Он хитро, по-мальчишески улыбнулся:
— Ничего не ведаю!
«Значит, знал и ведал, — подумала Нина. — И был с ними. Папа говорил, что и Одоевский, и Рылеев, и Бестужев в один голос ограждали своего поэта: „Он не имел никаких сношений с тайным обществом“».
— Меня привезли на допрос к генерал-адъютанту Левашову… Есть такое мурло в звездах… Оно устрашающе просипело: «В чем считаете себя повинным?» Я прикинулся чистосердечным простаком: «Брал участие в смелых суждениях…»
Генерал встрепенулся, я же продолжал: «Что касается до меня, я, конечно, неспособен быть оратором возмущения, завиться чужим вихрем… Много, если предаюсь избытку искренности в тесном кругу людей кротких и благомыслящих, терпеливо ожидая времени, когда моя служба или имя писателя обратят на меня внимание вышнего правительства». В этом месте я даже глаза вот так закатил.
Грибоедов вытянул лицо, придав ему постное выражение.
Нина весело рассмеялась:
— Сущий агнец!
— Не говорить же мне Левашову, что над всей Русью стоит тлетворный кладбищный воздух! И я опять генералу: «Русского платья желал я, потому что оно красивее и покойнее фраков и мундиров… И снова сблизит нас с простотою отечественных нравов. И свободы книгопечатания желал, чтобы оно не стеснялось своенравием иных ценсоров».
Гляжу: побагровел мой генерал, не понравилось ему это суемыслие — ценсоров укоротить. Думаю, надо правее брать: «И еще, честно признаюсь, против офранцуживания я нашей речи. Видимое ли это дело, ваше превосходительство: француз из парижского предместья заводит пансион для русских молодых дворян и сообщает через „Московские ведомости“, что особливо будет обучать их русскому языку…»
Генерал, соглашаясь, пробурчал что-то, вроде «то — особый вопрос». А я поддал жару: «Даже шутка, обратите внимание, ваше превосходительство, у француза пустяшная, облегченная, ударяет в голову, как шампанское, и тут же улетучивается.
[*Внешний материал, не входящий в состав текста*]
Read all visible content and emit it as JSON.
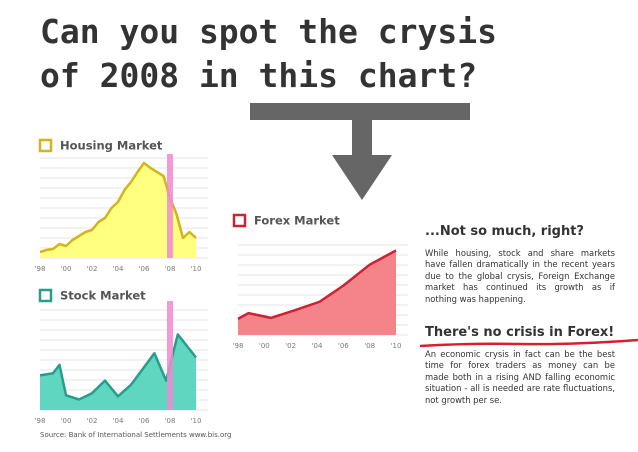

А наша — с норовом, живописна, ее всегда в лицах представить можно, потому и живуча».
Генерал почувствовал, что уходит в какие-то дебри литературные, и возвратился к первооснове: «В, Обществе вы были?» — «Как же, состою… В обществе любителей российской словесности…»
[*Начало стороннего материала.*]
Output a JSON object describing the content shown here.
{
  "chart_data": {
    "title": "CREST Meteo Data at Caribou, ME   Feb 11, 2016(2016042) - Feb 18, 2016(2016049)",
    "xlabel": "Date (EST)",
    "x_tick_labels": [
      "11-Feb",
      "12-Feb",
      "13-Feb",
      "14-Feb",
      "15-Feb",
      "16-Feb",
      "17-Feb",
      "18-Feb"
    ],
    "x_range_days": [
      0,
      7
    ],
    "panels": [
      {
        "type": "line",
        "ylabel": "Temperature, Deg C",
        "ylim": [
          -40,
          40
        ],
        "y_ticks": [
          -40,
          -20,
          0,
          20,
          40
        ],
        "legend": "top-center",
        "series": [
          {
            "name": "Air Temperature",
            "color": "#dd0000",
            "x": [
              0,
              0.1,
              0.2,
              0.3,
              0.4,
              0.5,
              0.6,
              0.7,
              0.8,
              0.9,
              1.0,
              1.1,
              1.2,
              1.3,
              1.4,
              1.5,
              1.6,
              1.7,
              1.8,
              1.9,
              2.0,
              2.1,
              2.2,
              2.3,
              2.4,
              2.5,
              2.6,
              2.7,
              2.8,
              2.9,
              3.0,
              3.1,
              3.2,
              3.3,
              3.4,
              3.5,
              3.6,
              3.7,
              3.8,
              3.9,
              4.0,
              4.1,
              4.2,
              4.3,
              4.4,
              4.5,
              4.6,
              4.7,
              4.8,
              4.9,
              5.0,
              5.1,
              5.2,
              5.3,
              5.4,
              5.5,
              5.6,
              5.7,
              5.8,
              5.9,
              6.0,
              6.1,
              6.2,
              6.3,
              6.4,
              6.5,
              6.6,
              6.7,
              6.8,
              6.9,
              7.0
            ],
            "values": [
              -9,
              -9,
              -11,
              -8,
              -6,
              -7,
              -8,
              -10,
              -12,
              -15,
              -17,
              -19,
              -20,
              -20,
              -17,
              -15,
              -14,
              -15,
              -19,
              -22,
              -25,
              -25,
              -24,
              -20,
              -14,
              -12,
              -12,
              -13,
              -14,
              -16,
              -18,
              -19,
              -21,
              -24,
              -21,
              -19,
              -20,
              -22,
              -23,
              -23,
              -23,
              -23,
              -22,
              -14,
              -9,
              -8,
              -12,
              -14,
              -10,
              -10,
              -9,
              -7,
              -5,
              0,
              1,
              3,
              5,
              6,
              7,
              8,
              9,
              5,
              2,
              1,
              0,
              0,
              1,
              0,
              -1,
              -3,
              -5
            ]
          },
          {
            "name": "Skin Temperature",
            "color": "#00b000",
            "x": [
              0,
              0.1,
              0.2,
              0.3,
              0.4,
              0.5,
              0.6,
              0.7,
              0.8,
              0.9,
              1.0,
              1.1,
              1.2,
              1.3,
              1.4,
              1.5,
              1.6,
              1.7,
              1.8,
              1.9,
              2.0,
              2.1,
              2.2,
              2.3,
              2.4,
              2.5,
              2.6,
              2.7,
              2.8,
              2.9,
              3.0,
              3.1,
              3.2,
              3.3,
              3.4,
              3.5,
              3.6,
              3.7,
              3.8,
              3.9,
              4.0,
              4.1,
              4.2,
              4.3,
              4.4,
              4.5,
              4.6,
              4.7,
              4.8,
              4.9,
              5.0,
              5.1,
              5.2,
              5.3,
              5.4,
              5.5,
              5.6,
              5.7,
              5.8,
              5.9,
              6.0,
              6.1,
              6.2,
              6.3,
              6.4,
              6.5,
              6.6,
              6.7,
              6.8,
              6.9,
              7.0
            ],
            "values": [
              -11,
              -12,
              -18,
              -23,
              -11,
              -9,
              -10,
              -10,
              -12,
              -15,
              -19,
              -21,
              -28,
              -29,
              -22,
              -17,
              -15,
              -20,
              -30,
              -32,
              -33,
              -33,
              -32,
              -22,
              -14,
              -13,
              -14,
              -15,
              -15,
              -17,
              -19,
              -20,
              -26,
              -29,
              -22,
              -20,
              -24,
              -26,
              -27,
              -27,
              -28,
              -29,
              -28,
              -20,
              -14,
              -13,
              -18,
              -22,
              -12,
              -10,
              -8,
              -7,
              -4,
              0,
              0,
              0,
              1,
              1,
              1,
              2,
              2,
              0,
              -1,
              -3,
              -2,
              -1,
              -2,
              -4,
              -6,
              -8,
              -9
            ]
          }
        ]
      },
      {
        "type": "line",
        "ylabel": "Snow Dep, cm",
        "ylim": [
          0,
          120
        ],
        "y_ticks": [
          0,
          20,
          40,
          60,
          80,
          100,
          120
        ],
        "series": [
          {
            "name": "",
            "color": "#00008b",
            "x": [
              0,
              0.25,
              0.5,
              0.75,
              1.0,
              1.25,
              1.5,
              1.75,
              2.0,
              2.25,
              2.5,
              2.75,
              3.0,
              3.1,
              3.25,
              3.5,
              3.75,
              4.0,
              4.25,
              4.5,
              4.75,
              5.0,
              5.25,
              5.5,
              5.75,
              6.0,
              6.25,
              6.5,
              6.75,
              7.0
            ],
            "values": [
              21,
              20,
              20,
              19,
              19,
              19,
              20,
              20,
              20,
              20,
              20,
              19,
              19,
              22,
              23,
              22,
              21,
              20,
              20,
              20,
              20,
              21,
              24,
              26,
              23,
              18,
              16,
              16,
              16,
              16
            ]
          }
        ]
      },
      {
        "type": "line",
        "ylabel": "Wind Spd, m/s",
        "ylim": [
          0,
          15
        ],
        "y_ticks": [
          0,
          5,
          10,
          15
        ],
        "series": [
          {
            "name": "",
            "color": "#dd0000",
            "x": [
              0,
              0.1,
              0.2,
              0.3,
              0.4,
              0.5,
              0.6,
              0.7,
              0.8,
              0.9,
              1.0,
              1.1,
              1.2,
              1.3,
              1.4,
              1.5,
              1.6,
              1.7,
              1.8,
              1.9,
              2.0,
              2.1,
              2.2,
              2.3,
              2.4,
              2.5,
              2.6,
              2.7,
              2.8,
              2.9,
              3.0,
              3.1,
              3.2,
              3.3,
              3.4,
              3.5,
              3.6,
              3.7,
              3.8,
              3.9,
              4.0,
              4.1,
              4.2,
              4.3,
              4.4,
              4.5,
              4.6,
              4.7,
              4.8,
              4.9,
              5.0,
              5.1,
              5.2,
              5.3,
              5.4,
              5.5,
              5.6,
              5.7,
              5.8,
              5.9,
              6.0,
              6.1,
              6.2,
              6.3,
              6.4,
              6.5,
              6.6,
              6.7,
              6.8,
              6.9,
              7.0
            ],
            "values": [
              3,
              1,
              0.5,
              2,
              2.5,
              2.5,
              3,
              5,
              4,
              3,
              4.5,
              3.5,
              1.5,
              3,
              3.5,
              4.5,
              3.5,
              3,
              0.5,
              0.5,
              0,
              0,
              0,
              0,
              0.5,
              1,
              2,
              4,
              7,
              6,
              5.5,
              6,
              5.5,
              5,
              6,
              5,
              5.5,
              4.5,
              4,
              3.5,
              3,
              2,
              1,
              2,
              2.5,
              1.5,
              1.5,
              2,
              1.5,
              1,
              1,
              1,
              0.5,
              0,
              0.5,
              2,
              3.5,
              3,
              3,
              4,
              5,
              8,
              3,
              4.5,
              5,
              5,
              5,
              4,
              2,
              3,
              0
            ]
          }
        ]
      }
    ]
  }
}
Грибоедов провел рукой по волосам Нины:
— И выдали твоему карбонарию очистительный аттестат. «По высочайшему Его императорского величества повелению комиссия для изыскания о злоумышленном Обществе сим свидетельствует, что коллежский асессор Александр Грибоедов, сын Сергеев, как по исследованию найдено, членом того Общества не был и в злонамеренной цели оного участия не принимал». А ты говоришь — ниспровергатель!
Нина обеими руками обхватила руку мужа, прижалась щекой к его плечу.
— Ты когда-нибудь расскажешь мне о своих друзьях? — спросила она серьезно.
И ему стало немного совестно за этот больно уж развеселый водевиль.